Hi, Rick. I’m not a surgeon, so to answer your question more thoroughly, I consulted with a very well-respected bariatric surgeon in San Francisco, John Rabkin, M.D. He explained that the roux-en-Y gastric bypass (RGB) improves type 2 diabetes via at least three different mechanisms:

1. The surgery decreases caloric intake immediately after the procedure because food intake is restricted by the small volume of the created stomach pouch, which holds only 1 ounce. The decrease in food intake, particularly refined carbohydrates, which are not well-tolerated after this procedure, can help stabilize blood sugar levels and immediately improves control of diabetes.

2. The significant amount of weight loss that results from the surgery improves insulin resistance over time.

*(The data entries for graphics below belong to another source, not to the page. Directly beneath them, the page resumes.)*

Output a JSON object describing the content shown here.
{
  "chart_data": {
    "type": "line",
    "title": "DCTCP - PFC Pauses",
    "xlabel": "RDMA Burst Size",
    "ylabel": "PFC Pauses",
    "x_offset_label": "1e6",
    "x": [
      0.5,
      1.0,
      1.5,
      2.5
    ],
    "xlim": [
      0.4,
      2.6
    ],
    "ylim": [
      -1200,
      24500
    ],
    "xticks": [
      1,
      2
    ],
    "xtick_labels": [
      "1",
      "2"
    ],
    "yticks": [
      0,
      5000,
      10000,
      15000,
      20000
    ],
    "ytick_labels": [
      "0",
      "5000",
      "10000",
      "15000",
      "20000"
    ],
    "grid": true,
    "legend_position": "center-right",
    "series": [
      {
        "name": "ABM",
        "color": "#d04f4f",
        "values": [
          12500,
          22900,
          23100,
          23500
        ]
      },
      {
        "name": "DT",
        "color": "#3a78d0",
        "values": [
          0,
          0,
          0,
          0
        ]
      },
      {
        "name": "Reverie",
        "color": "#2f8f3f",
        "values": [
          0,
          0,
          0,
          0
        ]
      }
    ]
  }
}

3. There are changes in hormones and caloric processing because the food ingested bypasses the segment of the small intestine closest to where it attaches to the stomach (the duodenum and proximal jejunum), but not quite as much as you mentioned (not one-third of the small intestine). Because of the anatomical changes resulting from the surgery, it appears that these hormonal changes are greater than would be seen with weight loss via diet and exercise, but no research has yet to compare the two directly and evaluate hormonal changes.

The overall outcome is complete resolution of type 2 diabetes in greater than 70 percent of patients with diabetes before the procedure.

Unfortunately, as many RGB patients regain weight over time, the durability of the cure isn’t as high as with a newer procedure called the duodenal switch.

In this procedure, there is a much larger pouch created (4 to 5 ounces), and the complete stomach anatomy is preserved, which helps preserve more normal stomach function. In this procedure, the rearrangement of the intestines leads not only to some restriction of food, but also causes your body to absorb significantly fewer calories, which has a more lasting effect.

Rabkin, a leader in this procedure, reports that he has had a 96 percent cure of type 2 diabetes at one year after surgery, which has persisted for five and 10 years post -op and seems to be similarly durable out past 15 years post-op.

Hope this helps. I strongly recommend spending a considerable amount of time with your surgeon if you are considering either of these procedures, as both have important lifestyle-related issues that should be discussed to determine the best procedure for you for the long term.

Answered by Dr. Melina Jampolis Physician Nutrition Specialist

Bout time this is really hitting the mainstream.  I would take some exception with the assumption that all RNY’ers regain their weight, but many do.  I get that.  I only wish they had qualified this a bit better, but glad the DS got some mainstream attention.